Celebrating 152 years since the discovery of gold in Arrowtown.
The Arrow Basin was formed when the great glaciers carved out the Wakatipu Basin.
Local Maori passed through the area on seasonal trips to hunt native birds and extract pounamu (greenstone). Waitaha, the first tribe, were later joined by Kati Mamoe who were driven south after fighting with Kai Tahu. By the 1700s the three tribes were locked together by marriages and peace alliances.
William Rees and Nicholas von Tunzelmann were the first Europeans to establish farms in the area. Rees’ cadet,Alfred Duncan, provides us with one of the first descriptions of the Arrow River ‘flowing like silver threads through the blackened [matagouri] scrub-clothed plains.’
It was not the silver look of the river but the gold it contained that saw Arrowtown evolve. Jack Tewa, a shearer for Rees, was the first to discover gold around May 1861, followed by either William (Bill) Fox or the team of Thomas Low and John MacGregor late in 1862. It is unclear who was next. Being a forceful character, Fox took credit for the discovery and for a while the town was called Fox’s.
Although there were attempts to keep the discovery secret, there were 1,500 miners camped down on the Arrow River by the end of 1862. 12,000 ounces (340 kgs) of gold were carried out on the first gold escort in January 1863.
Gold eventually became harder to extract and the opening up of the West Coast goldfields in 1865 saw European miners heading for the riches there. This impacted on the Otago economy and in an attempt to restimulate it the Otago Provincial Government invited Chinese miners to come to the Otago goldfields. The Chinese created a separate settlement in Arrowtown, remaining until 1928.
After the initial gold rush, a more permanent town began to establish itself. The avenues of trees were planted in 1867 in an attempt to make Arrowtown look more like the European towns the settlers had left behind. Arrowtown began to stretch beyond Buckingham Street when the town was surveyed in 1869. The first mayor, Samuel Goldston, was elected in 1874.
Fire was always a constant threat. A large fire in December 1896 resulted in the destruction of the Morning Star Hotel, Campbell’s bakery and the top storey of Pritchard’s Store.

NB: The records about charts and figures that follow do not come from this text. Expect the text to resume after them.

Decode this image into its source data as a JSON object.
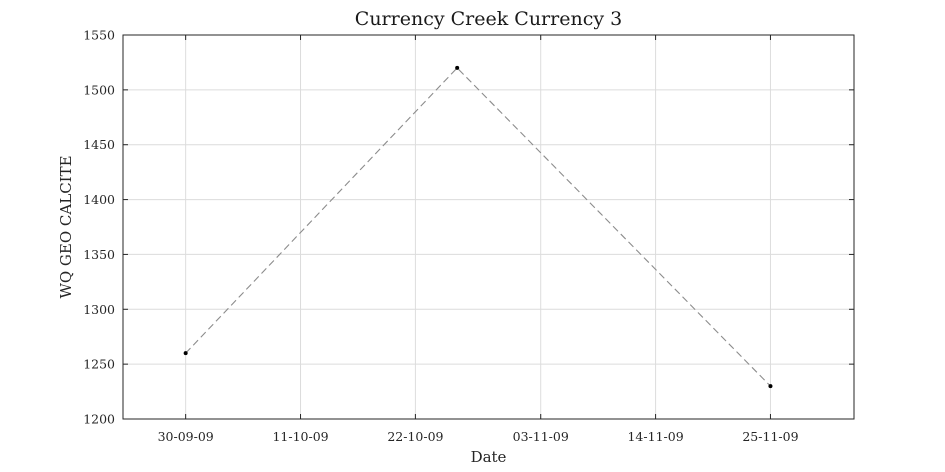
{
  "chart_data": {
    "type": "line",
    "title": "Currency Creek Currency 3",
    "xlabel": "Date",
    "ylabel": "WQ GEO CALCITE",
    "x": [
      "2009-09-30",
      "2009-10-26",
      "2009-11-25"
    ],
    "series": [
      {
        "values": [
          1260,
          1520,
          1230
        ],
        "color": "#8c8c8c",
        "marker_color": "#000000",
        "line_style": "dashed"
      }
    ],
    "xlim": [
      "2009-09-24",
      "2009-12-03"
    ],
    "ylim": [
      1200,
      1550
    ],
    "x_tick_dates": [
      "2009-09-30",
      "2009-10-11",
      "2009-10-22",
      "2009-11-03",
      "2009-11-14",
      "2009-11-25"
    ],
    "x_tick_labels": [
      "30-09-09",
      "11-10-09",
      "22-10-09",
      "03-11-09",
      "14-11-09",
      "25-11-09"
    ],
    "y_ticks": [
      1200,
      1250,
      1300,
      1350,
      1400,
      1450,
      1500,
      1550
    ],
    "y_tick_labels": [
      "1200",
      "1250",
      "1300",
      "1350",
      "1400",
      "1450",
      "1500",
      "1550"
    ],
    "grid": true,
    "box": true,
    "colors": {
      "background": "#ffffff",
      "axes": "#262626",
      "grid": "#dcdcdc"
    }
  }
}
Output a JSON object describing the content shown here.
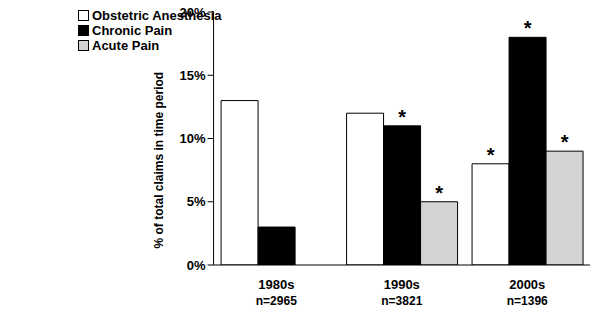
{
  "chart_data": {
    "type": "bar",
    "y_label": "% of total claims in time period",
    "categories": [
      "1980s",
      "1990s",
      "2000s"
    ],
    "category_notes": [
      "n=2965",
      "n=3821",
      "n=1396"
    ],
    "series": [
      {
        "name": "Obstetric Anesthesia",
        "color": "#ffffff",
        "values": [
          13,
          12,
          8
        ],
        "annotations": [
          null,
          null,
          "*"
        ]
      },
      {
        "name": "Chronic Pain",
        "color": "#000000",
        "values": [
          3,
          11,
          18
        ],
        "annotations": [
          null,
          "*",
          "*"
        ]
      },
      {
        "name": "Acute Pain",
        "color": "#d3d3d3",
        "values": [
          null,
          5,
          9
        ],
        "annotations": [
          null,
          "*",
          "*"
        ]
      }
    ],
    "ylim": [
      0,
      20
    ],
    "yticks": [
      {
        "value": 0,
        "label": "0%"
      },
      {
        "value": 5,
        "label": "5%"
      },
      {
        "value": 10,
        "label": "10%"
      },
      {
        "value": 15,
        "label": "15%"
      },
      {
        "value": 20,
        "label": "20%"
      }
    ],
    "grid": false,
    "legend": "top-left"
  }
}
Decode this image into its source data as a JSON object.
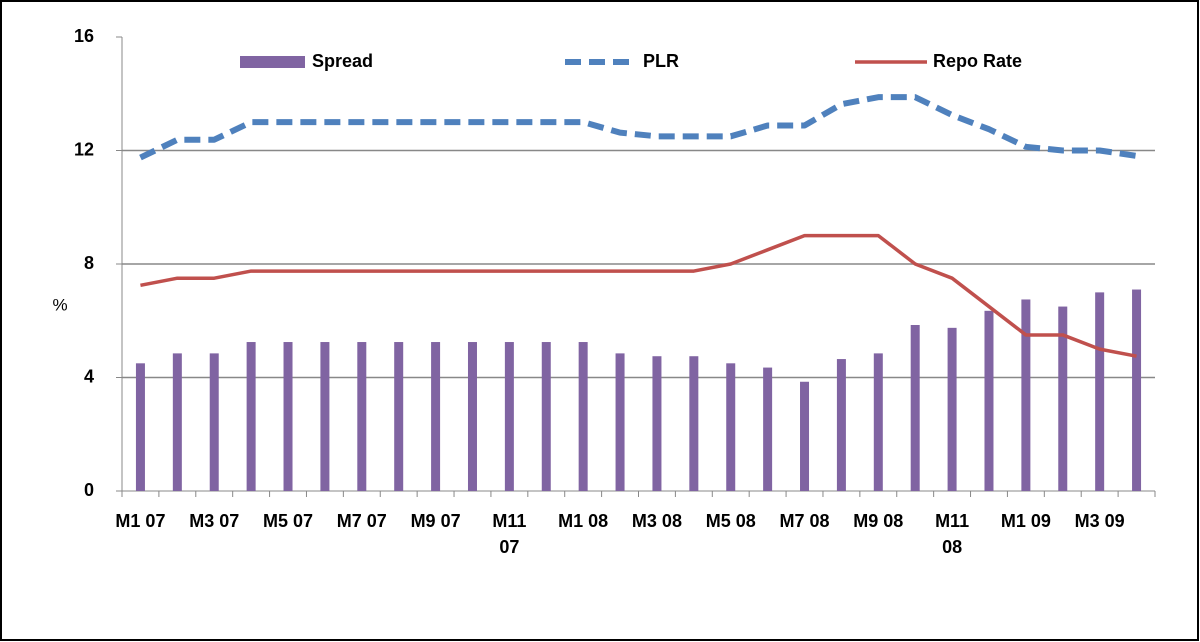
{
  "chart_data": {
    "type": "bar-line",
    "y_label": "%",
    "categories": [
      "M1 07",
      null,
      "M3 07",
      null,
      "M5 07",
      null,
      "M7 07",
      null,
      "M9 07",
      null,
      "M11 07",
      null,
      "M1 08",
      null,
      "M3 08",
      null,
      "M5 08",
      null,
      "M7 08",
      null,
      "M9 08",
      null,
      "M11 08",
      null,
      "M1 09",
      null,
      "M3 09",
      null
    ],
    "series": [
      {
        "name": "Spread",
        "type": "bar",
        "color": "#8064a2",
        "values": [
          4.5,
          4.85,
          4.85,
          5.25,
          5.25,
          5.25,
          5.25,
          5.25,
          5.25,
          5.25,
          5.25,
          5.25,
          5.25,
          4.85,
          4.75,
          4.75,
          4.5,
          4.35,
          3.85,
          4.65,
          4.85,
          5.85,
          5.75,
          6.35,
          6.75,
          6.5,
          7.0,
          7.1
        ]
      },
      {
        "name": "PLR",
        "type": "line",
        "dashed": true,
        "color": "#4f81bd",
        "values": [
          11.75,
          12.38,
          12.38,
          13,
          13,
          13,
          13,
          13,
          13,
          13,
          13,
          13,
          13,
          12.63,
          12.5,
          12.5,
          12.5,
          12.88,
          12.88,
          13.63,
          13.88,
          13.88,
          13.25,
          12.75,
          12.13,
          12,
          12,
          11.81
        ]
      },
      {
        "name": "Repo Rate",
        "type": "line",
        "dashed": false,
        "color": "#c0504d",
        "values": [
          7.25,
          7.5,
          7.5,
          7.75,
          7.75,
          7.75,
          7.75,
          7.75,
          7.75,
          7.75,
          7.75,
          7.75,
          7.75,
          7.75,
          7.75,
          7.75,
          8.0,
          8.5,
          9.0,
          9.0,
          9.0,
          8.0,
          7.5,
          6.5,
          5.5,
          5.5,
          5.0,
          4.75
        ]
      }
    ],
    "ylim": [
      0,
      16
    ],
    "yticks": [
      0,
      4,
      8,
      12,
      16
    ],
    "grid": true,
    "legend": "top"
  }
}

The store was rebuilt whilst the site of the Morning Star Hotel was left empty and is now known as Buckingham Green. In spite of fires, and more recently development pressure, Arrowtown has around 70 buildings, monuments and features remaining from the gold rush era.
Arrowtown continued to survive after the gold ran out by becoming a farm service town. Although the permanent population declined, during the 1950s it gained a reputation as a popular holiday destination. This saw New Zealand holiday-makers restoring the historic cottages and building holiday houses. Most of these have now become permanent residences.
By the turn of the 21st Century Arrowtown had become a popular visitor destination and one of the fastest growing towns in New Zealand.